麝芷心中一驚,瞬間忽略了鬼怨婦的事情。椅子上的那個傢伙明明跟她對視一眼。他彷彿——能看見!
寶賢一心惦記著殺死鬼怨婦的兇手,基本忽略了自己的眼睛。思量片刻,對著福伯沉聲說到:「麻煩您老去街上打聽一下,那個胖老闆是不是姓『殷』?」他聽鬼怨婦說起過丈夫的姓名,不知眼下的這位到底是不是?
老爺子接受了委託,急匆匆地出了門。麝芷賊賊一笑,旁若無人地脫掉衣服,隨手丟在地上。
「麝芷,你幹什麼呢?」寶賢明知顧問。餘光一早就瞥見對方鑽進了被窩。
「早晨做了一半……想了。」聲音嬌滴滴的,「福伯不在,難得可以放縱。」
「呵呵。」他心急火燎地衝了過去。
麝芷驚喜地發現他避開了地上所有的衣服,心中暗暗咒罵,「裝瞎!真是個混蛋!」
對方剛剛寬衣解帶,就被她冰涼的小腳要命似地抵在了胸口,嘴裡咬牙切齒地叫囂到:「說,有什麼事瞞著我?」
寶賢心中一驚。怎麼,秘密被她看出來了?她怎麼用這種口氣質問他呢?「我……呵呵……」無話可說了,只剩下一臉諂媚的笑容。

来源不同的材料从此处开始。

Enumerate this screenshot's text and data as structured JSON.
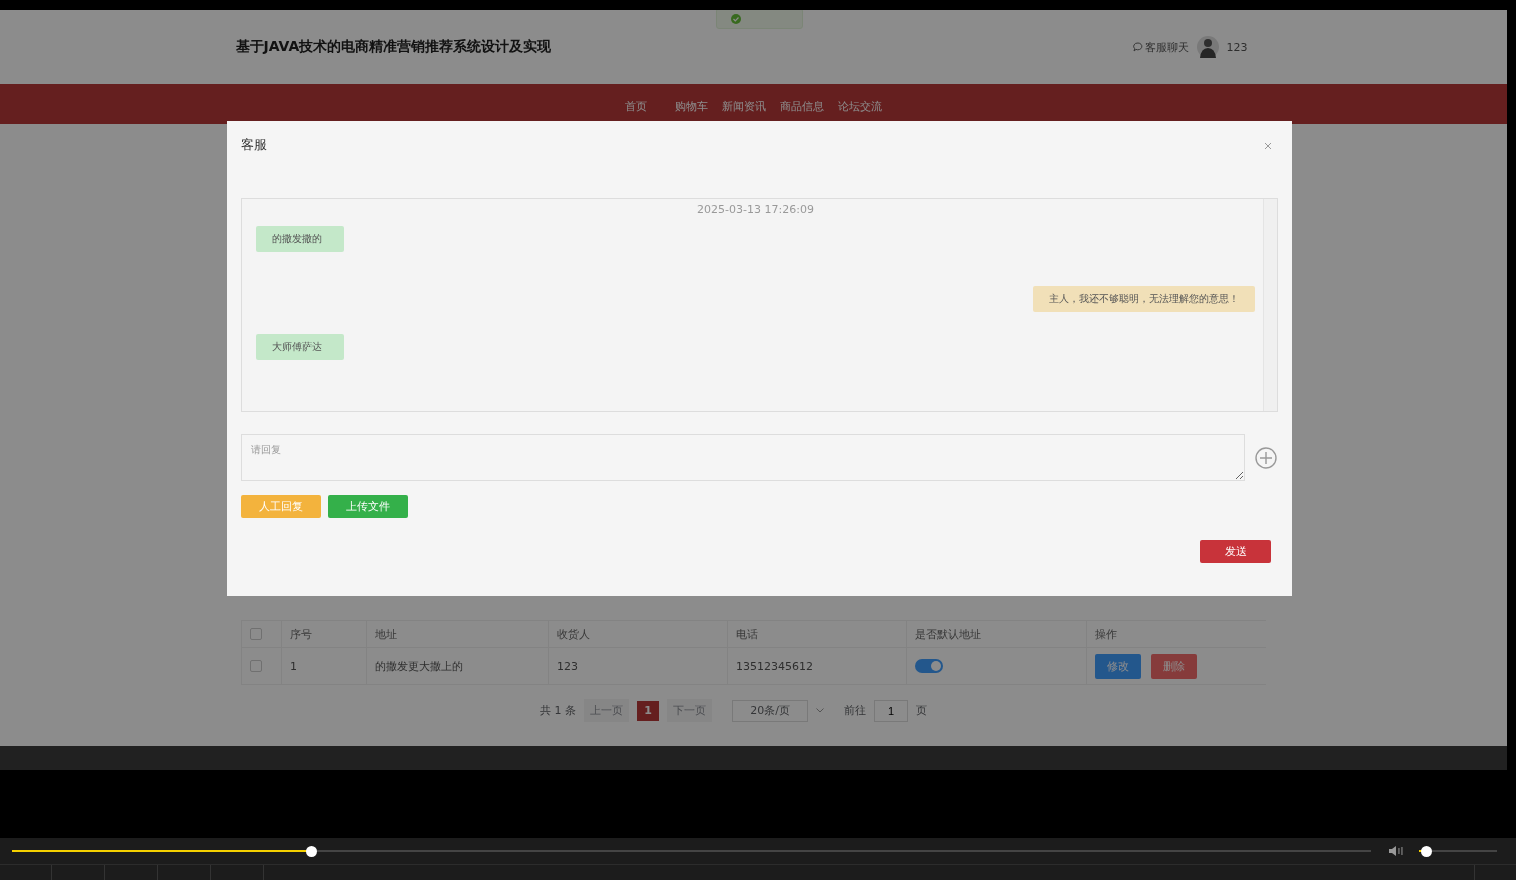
{
  "page": {
    "title": "基于JAVA技术的电商精准营销推荐系统设计及实现",
    "chat_link": "客服聊天",
    "user": "123",
    "nav": [
      {
        "label": "首页"
      },
      {
        "label": "购物车"
      },
      {
        "label": "新闻资讯"
      },
      {
        "label": "商品信息"
      },
      {
        "label": "论坛交流"
      }
    ]
  },
  "table": {
    "all_checked": false,
    "columns": [
      "序号",
      "地址",
      "收货人",
      "电话",
      "是否默认地址",
      "操作"
    ],
    "rows": [
      {
        "checked": false,
        "cells": [
          "1",
          "的撒发更大撒上的",
          "123",
          "13512345612"
        ],
        "default_on": true,
        "actions": [
          {
            "label": "修改",
            "kind": "edit"
          },
          {
            "label": "删除",
            "kind": "delete"
          }
        ]
      }
    ]
  },
  "pagination": {
    "total": "共 1 条",
    "prev": "上一页",
    "pages": [
      {
        "label": "1",
        "selected": true
      }
    ],
    "next": "下一页",
    "page_size": "20条/页",
    "goto": "前往",
    "goto_value": "1",
    "unit": "页"
  },
  "dialog": {
    "title": "客服",
    "timestamp": "2025-03-13 17:26:09",
    "messages": [
      {
        "text": "的撒发撒的",
        "kind": "user"
      },
      {
        "text": "主人，我还不够聪明，无法理解您的意思！",
        "kind": "bot"
      },
      {
        "text": "大师傅萨达",
        "kind": "user"
      }
    ],
    "reply_placeholder": "请回复",
    "buttons": [
      {
        "label": "人工回复",
        "kind": "manual"
      },
      {
        "label": "上传文件",
        "kind": "upload"
      }
    ],
    "send": "发送"
  },
  "player": {
    "progress": {
      "level": 0.22
    },
    "volume": {
      "level": 0.1
    }
  }
}
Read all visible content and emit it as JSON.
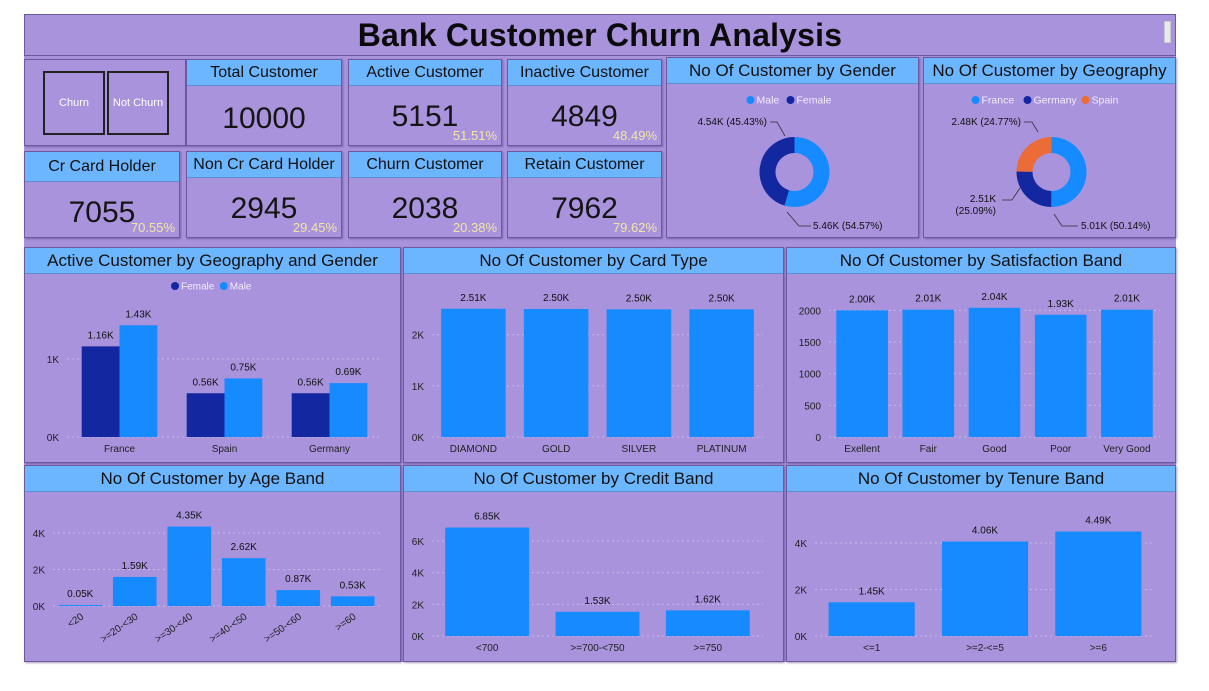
{
  "title": "Bank Customer Churn Analysis",
  "slicer": {
    "churn_label": "Churn",
    "not_churn_label": "Not Churn"
  },
  "kpis": {
    "total": {
      "label": "Total Customer",
      "value": "10000"
    },
    "active": {
      "label": "Active Customer",
      "value": "5151",
      "pct": "51.51%"
    },
    "inactive": {
      "label": "Inactive Customer",
      "value": "4849",
      "pct": "48.49%"
    },
    "cc_holder": {
      "label": "Cr Card Holder",
      "value": "7055",
      "pct": "70.55%"
    },
    "non_cc": {
      "label": "Non Cr Card Holder",
      "value": "2945",
      "pct": "29.45%"
    },
    "churn": {
      "label": "Churn Customer",
      "value": "2038",
      "pct": "20.38%"
    },
    "retain": {
      "label": "Retain Customer",
      "value": "7962",
      "pct": "79.62%"
    }
  },
  "colors": {
    "dark_blue": "#1227a0",
    "blue": "#168bff",
    "orange": "#ec6c37",
    "header": "#6cb6ff",
    "panel": "#a893dc",
    "pct_text": "#f3e6a4"
  },
  "chart_data": [
    {
      "id": "gender",
      "type": "pie",
      "title": "No Of Customer by Gender",
      "legend": [
        "Male",
        "Female"
      ],
      "legend_position": "top",
      "values": [
        5.46,
        4.54
      ],
      "data_labels": [
        "5.46K (54.57%)",
        "4.54K (45.43%)"
      ],
      "colors": [
        "#168bff",
        "#1227a0"
      ]
    },
    {
      "id": "geography",
      "type": "pie",
      "title": "No Of Customer by Geography",
      "legend": [
        "France",
        "Germany",
        "Spain"
      ],
      "legend_position": "top",
      "values": [
        5.01,
        2.51,
        2.48
      ],
      "data_labels": [
        "5.01K (50.14%)",
        "2.51K (25.09%)",
        "2.48K (24.77%)"
      ],
      "colors": [
        "#168bff",
        "#1227a0",
        "#ec6c37"
      ]
    },
    {
      "id": "geo_gender",
      "type": "bar",
      "title": "Active Customer by Geography and Gender",
      "categories": [
        "France",
        "Spain",
        "Germany"
      ],
      "series": [
        {
          "name": "Female",
          "values": [
            1.16,
            0.56,
            0.56
          ],
          "labels": [
            "1.16K",
            "0.56K",
            "0.56K"
          ]
        },
        {
          "name": "Male",
          "values": [
            1.43,
            0.75,
            0.69
          ],
          "labels": [
            "1.43K",
            "0.75K",
            "0.69K"
          ]
        }
      ],
      "yticks": [
        "0K",
        "1K"
      ],
      "ylim": [
        0,
        1.6
      ],
      "grid": true,
      "legend_position": "top"
    },
    {
      "id": "card",
      "type": "bar",
      "title": "No Of Customer by Card Type",
      "categories": [
        "DIAMOND",
        "GOLD",
        "SILVER",
        "PLATINUM"
      ],
      "values": [
        2507,
        2502,
        2496,
        2495
      ],
      "labels": [
        "2.51K",
        "2.50K",
        "2.50K",
        "2.50K"
      ],
      "yticks": [
        "0K",
        "1K",
        "2K"
      ],
      "ylim": [
        0,
        2600
      ],
      "grid": true
    },
    {
      "id": "satisfaction",
      "type": "bar",
      "title": "No Of Customer by Satisfaction Band",
      "categories": [
        "Exellent",
        "Fair",
        "Good",
        "Poor",
        "Very Good"
      ],
      "values": [
        2000,
        2010,
        2040,
        1930,
        2010
      ],
      "labels": [
        "2.00K",
        "2.01K",
        "2.04K",
        "1.93K",
        "2.01K"
      ],
      "yticks": [
        "0",
        "500",
        "1000",
        "1500",
        "2000"
      ],
      "ylim": [
        0,
        2100
      ],
      "grid": true
    },
    {
      "id": "age",
      "type": "bar",
      "title": "No Of Customer by Age Band",
      "categories": [
        "<20",
        ">=20-<30",
        ">=30-<40",
        ">=40-<50",
        ">=50-<60",
        ">=60"
      ],
      "values": [
        0.05,
        1.59,
        4.35,
        2.62,
        0.87,
        0.53
      ],
      "labels": [
        "0.05K",
        "1.59K",
        "4.35K",
        "2.62K",
        "0.87K",
        "0.53K"
      ],
      "yticks": [
        "0K",
        "2K",
        "4K"
      ],
      "ylim": [
        0,
        4.6
      ],
      "grid": true
    },
    {
      "id": "credit",
      "type": "bar",
      "title": "No Of Customer by Credit Band",
      "categories": [
        "<700",
        ">=700-<750",
        ">=750"
      ],
      "values": [
        6.85,
        1.53,
        1.62
      ],
      "labels": [
        "6.85K",
        "1.53K",
        "1.62K"
      ],
      "yticks": [
        "0K",
        "2K",
        "4K",
        "6K"
      ],
      "ylim": [
        0,
        7.2
      ],
      "grid": true
    },
    {
      "id": "tenure",
      "type": "bar",
      "title": "No Of Customer by Tenure Band",
      "categories": [
        "<=1",
        ">=2-<=5",
        ">=6"
      ],
      "values": [
        1.45,
        4.06,
        4.49
      ],
      "labels": [
        "1.45K",
        "4.06K",
        "4.49K"
      ],
      "yticks": [
        "0K",
        "2K",
        "4K"
      ],
      "ylim": [
        0,
        4.9
      ],
      "grid": true
    }
  ]
}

「眼睛什麼時候好的?老實交代!」小腳沿著他結實的腹部輕輕下滑,「折磨」著他的禍根。
秘密敗露,無可奈何地望著她說,「得感謝你一時興起的那通**電話,我一覺醒來就復明瞭。帝釋甦醒的時候,那個瞎眼的夜叉就不存在了。」
「為什麼不早點告訴我?居然瞞了我這麼久。害我常常為你擔心,一點都不心疼我!」嘟著小嘴儼然是誘惑。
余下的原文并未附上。